Aarón Enrique Pérez Durán

Historiador

Cronista del Municipio de Campeche


Tras el homicidio de Julio César López Domínguez, también conocido como el "Perro López", ocurrido el 6 de junio de 1993 en el penal de San Francisco Kobén, la prensa local sostenía que el espectro del crimen generaba conflictos internos en los reclusos del penal:

 

"El imperio de la "ley del más fuerte” ronda sobre la humanidad de 800 reos. El temor y la amenaza de muerte se pasean en las 15 hectáreas que privan de la libertad a una porción de esa sociedad. Es el penal de San Francisco Kobén donde las “alas de la libertad” están suprimidas, aunque hay espacio aún para el libertinaje. La vida y la muerte juegan, pero titubean en hacerse valer una de la otra. El fantasma del narcotráfico recorre las galeras y provoca luchas internas, estériles. Es Kobén y sus reos, es la cárcel y sus huéspedes. Ahí se roba, se comercia […] con licor de fabricación casera, tepache, a cinco mil pesos (viejos) el litro. Se trafican estupefacientes, aunque ninguno de los 800 internos sabe nada de nada: “Una cárcel no es cárcel si no hay mota. ¡Ves tú, entiendes! ¿No?”.

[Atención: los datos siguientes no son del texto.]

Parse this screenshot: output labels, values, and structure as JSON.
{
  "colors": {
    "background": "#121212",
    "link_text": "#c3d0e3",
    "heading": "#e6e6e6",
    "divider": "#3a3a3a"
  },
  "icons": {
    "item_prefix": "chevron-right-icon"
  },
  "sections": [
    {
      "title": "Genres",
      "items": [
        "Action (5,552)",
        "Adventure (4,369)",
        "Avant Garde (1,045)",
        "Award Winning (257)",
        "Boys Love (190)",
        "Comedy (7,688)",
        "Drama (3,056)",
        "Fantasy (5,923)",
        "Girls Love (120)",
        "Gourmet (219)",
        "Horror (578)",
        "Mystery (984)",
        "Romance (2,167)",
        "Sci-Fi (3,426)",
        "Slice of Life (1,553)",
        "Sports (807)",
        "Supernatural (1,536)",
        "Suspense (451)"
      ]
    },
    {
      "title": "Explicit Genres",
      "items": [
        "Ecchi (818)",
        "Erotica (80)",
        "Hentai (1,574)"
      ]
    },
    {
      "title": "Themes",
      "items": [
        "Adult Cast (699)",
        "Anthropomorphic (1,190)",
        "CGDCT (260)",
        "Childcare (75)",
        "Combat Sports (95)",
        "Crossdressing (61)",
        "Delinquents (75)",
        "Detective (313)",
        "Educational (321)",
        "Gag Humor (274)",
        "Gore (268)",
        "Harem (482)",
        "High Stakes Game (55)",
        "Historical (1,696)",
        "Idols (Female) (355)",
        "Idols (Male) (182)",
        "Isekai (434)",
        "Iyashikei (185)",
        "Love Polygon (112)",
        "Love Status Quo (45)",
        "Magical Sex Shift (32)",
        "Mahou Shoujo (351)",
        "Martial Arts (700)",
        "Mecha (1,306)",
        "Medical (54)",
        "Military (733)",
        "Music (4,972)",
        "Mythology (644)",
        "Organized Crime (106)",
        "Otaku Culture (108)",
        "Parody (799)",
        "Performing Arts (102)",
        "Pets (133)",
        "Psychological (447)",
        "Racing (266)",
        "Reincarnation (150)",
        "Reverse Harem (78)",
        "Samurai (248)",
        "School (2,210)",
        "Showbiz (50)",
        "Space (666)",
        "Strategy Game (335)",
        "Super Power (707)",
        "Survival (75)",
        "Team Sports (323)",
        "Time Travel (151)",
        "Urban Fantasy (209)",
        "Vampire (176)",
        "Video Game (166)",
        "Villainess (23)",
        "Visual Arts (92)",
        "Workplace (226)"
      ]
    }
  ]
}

"Se cometen atracos sexuales entre los mismos internos. Se asesina con la ley en la mano. Es la ley del más fuerte. El pez grande se engulle al chico. No hay que ir hasta León, Guanajuato. Aquí en el Centro de Readaptación Social de San Francisco Kobén, también: “La vida no vale nada y se respeta al que gana”. Cuatro muertes, la última del “Perro López”, en menos de cinco meses, así lo confirman. Es el penal y sus huestes […]. El “Perro López” fue uno de ellos. También está Valentín […], y otros más. Ellos culpan a la sociedad. Ellos son las víctimas. Hay luto en Kobén, murió “el mayor”: “El Perro” fue buena onda con nosotros, nos alivianaba, nos hacía el paro, protegía a la banda. Él era, cómo te diré, ¡pues cuate!”.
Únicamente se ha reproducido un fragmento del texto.